Stare – nowe rozwiązanie
Z przymusem stosowania slow steamingu rynek żeglugi spotyka się kolejny raz. Po raz pierwszy został on zastosowany w 2007 r. przez Maersk Line z powodu szybko rosnących kosztów oleju napędowego. Zwolnienie prędkości kontenerowców z maksymalnej do ok. 18 węzłów – skutkowało obniżką kosztów operacyjnych, w tym chroniło fracht przed podwyżką stawek.
Te sam motyw (przymus) powracał jeszcze dwukrotnie w minionej dekadzie, która jednak różniła się od obecnej sytuacji w jednym: na rynku występował nadmiar podaży zdolności przewozowych nad popytem, a w portach nie było zatorów. To skłaniało armatorów do zwolnienia, by zdobywać klientów. Już wtedy producent silników okrętowych Wärtsilä obliczał, że zmniejszając prędkość statku towarowego z 27 do 18 węzłów (o 1/3), można zmniejszyć zużycie paliwa o 59 proc. W mniejszej proporcji można też było ograniczyć emisje CO2. Obecnie, jak podaje Danish Ship Finance, można wprowadzić zasadę spowolnienia prędkości przelotowej o 10 proc., co da redukcję zużycia paliwa o prawie 30 proc.
Kontrargumenty
Najważniejszym zastrzeżeniem, jakie się stosuje wobec slow steamingu jest to, że spowoduje on wydłużenie czasu transportu towarów, z wszystkimi konsekwencjami dla łańcucha dostaw. W przypadku trasy Azja – Europa o tydzień, a trasy Azja – Zachodnie Wybrzeże USA o ok. cztery dni. Tymczasem łańcuchy dostaw są już napięte z powodu gwałtownego wzrostu popytu, zakłóceń pandemicznych w portach i braku nowych statków. Jeśli starsze statki zaczną stosować slow steaming, zdolność przewozowa może znów się zmniejszyć, co będzie windować stawki frachtu do nowych rekordów.

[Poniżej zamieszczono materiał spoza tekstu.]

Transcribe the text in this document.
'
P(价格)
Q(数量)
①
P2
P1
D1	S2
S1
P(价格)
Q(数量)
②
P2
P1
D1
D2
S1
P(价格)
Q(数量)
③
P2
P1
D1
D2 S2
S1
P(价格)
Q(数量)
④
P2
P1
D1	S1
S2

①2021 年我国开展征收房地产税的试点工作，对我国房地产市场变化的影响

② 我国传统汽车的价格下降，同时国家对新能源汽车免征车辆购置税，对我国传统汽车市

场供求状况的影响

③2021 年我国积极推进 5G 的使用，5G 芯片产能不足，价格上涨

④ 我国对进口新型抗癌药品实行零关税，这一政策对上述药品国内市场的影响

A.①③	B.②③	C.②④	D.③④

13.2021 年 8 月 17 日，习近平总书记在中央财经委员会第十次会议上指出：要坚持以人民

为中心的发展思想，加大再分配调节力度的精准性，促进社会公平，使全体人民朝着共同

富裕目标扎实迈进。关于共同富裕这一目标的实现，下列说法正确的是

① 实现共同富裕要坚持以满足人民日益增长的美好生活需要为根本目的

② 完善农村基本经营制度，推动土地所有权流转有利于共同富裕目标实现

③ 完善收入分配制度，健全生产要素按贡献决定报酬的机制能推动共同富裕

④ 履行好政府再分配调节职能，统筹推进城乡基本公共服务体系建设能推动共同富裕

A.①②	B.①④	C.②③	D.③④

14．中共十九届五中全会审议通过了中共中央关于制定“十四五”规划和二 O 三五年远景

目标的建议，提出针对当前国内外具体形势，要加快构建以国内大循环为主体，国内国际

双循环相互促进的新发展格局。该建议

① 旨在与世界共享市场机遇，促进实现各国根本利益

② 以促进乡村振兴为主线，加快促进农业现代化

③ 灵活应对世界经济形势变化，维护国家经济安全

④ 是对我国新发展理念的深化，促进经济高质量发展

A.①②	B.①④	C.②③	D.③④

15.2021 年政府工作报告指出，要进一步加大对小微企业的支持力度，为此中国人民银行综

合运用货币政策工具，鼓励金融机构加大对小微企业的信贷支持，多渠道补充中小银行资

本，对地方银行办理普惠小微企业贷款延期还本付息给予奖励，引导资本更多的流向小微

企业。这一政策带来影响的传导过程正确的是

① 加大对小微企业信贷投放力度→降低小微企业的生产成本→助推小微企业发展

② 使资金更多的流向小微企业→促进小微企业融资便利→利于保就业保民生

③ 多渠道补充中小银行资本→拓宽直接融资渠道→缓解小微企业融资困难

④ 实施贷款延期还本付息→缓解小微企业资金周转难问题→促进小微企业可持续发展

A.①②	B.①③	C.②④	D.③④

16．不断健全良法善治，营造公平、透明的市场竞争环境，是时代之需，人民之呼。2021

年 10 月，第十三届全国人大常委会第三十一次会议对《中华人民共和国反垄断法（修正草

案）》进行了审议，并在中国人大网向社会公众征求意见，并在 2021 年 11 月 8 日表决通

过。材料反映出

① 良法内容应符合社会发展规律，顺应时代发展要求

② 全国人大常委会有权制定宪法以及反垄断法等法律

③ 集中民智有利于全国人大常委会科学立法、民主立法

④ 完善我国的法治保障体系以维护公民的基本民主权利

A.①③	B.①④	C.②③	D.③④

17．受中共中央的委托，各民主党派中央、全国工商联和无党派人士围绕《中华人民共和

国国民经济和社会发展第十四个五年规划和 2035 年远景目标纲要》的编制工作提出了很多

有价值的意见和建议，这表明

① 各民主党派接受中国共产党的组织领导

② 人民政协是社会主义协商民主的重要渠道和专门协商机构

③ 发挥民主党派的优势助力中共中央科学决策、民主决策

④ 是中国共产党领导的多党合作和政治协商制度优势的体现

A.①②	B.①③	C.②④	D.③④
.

Ponadto zmniejszenie prędkości przelotowej statków spowoduje wzrost kosztów stałych, takich jak płace załóg czy stawek czarteru, stając się „obiektywnym” czynnikiem do podwyżek cen usług. Żegluga ma zatem niemały zgryz, w postaci wyboru między Scyllą a Charybdą. Jak zwykle, sygnał do wyboru opcji działania dadzą zapewne najwięksi przewoźnicy. Można też sobie wyobrazić rozwiązania pośrednie, np. ofertę szybkich dostaw kontenerowych nowoczesnymi statkami, ale droższymi oraz usługę wolniejszego transportu, ale tańszego. Można też zakładać, że wymóg obniżania emisji CO2 w łańcuchu dostaw będzie ważnym kryterium wyboru firmy transportowej przez spedytorów i nadawców ładunków.